The Assembly kept the question of reproductive cloning of human beings on its agenda for another year by deciding to convene a working group of its Sixth (Legal) Committee from 28 September to 3 October 2003.
The Assembly also strongly condemned terrorism as criminal and unjustifiable by a resolution that urged its ad hoc committee to urgently continue elaborating a draft convention on international terrorism at its next meeting in March and April. The ad hoc committee was also urged to resolve outstanding issues impeding conclusion of an international treaty on nuclear terrorism. That committee has already successfully negotiated other anti-terror pacts.

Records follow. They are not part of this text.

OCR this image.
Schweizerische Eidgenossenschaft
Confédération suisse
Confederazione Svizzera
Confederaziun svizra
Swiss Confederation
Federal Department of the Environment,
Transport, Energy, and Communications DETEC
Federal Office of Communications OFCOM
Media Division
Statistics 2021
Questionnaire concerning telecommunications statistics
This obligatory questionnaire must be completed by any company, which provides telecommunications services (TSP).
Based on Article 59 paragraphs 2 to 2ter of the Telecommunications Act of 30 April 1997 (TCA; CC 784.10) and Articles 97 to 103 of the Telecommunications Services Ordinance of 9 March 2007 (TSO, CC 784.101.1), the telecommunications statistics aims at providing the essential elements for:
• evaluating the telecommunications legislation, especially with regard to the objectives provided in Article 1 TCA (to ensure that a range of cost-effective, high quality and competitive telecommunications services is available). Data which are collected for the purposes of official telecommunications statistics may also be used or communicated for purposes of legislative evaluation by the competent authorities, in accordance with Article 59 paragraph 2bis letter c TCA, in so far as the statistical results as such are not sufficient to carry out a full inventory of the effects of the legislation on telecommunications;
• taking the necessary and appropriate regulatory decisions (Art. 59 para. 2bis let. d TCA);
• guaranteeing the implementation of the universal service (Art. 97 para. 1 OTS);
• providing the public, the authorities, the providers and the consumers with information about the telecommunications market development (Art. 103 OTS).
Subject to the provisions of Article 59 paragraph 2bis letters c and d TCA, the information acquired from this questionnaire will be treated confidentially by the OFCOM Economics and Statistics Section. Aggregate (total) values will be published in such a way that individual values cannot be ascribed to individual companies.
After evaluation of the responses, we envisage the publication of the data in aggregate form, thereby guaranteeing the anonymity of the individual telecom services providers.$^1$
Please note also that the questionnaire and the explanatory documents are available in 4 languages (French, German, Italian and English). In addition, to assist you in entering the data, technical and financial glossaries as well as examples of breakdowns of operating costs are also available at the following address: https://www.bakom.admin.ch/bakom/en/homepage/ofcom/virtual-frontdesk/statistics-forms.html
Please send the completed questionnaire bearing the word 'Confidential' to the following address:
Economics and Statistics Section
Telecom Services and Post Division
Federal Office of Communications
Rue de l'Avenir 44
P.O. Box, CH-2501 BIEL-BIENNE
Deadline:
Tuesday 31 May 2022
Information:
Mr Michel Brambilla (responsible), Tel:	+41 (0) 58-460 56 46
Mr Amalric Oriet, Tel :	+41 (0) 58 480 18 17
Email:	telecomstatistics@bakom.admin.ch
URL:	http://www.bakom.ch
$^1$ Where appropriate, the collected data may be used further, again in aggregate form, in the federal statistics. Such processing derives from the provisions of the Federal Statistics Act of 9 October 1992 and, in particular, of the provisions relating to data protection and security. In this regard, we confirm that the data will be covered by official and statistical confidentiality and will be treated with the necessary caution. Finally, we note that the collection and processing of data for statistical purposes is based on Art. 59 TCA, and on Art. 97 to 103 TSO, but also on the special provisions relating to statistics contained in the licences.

In another action, the UN's main legislative body welcomed the work of the preparatory body for the establishment of the International Criminal Court (ICC), which had laid the groundwork for the Court's coming into being on 1 July. The Assembly took note of the report by UN Secretary-General Kofi Annan on the Court, and of the proposed resumption of the first session of the Assembly of States Parties early next year, at which the ICC's judges and the prosecutor would be elected.
As for the protection of UN personnel in the field, the Assembly urged the Secretary-General to continue to seek to include key provisions of an international treaty on the safety of UN workers in agreements related to peacekeeping operations. One provision recommended the criminalization of attacks against these personnel.
Meanwhile, another resolution strongly condemned acts of violence against diplomatic and consular missions and representatives, as well as against parallel elements in intergovernmental organizations.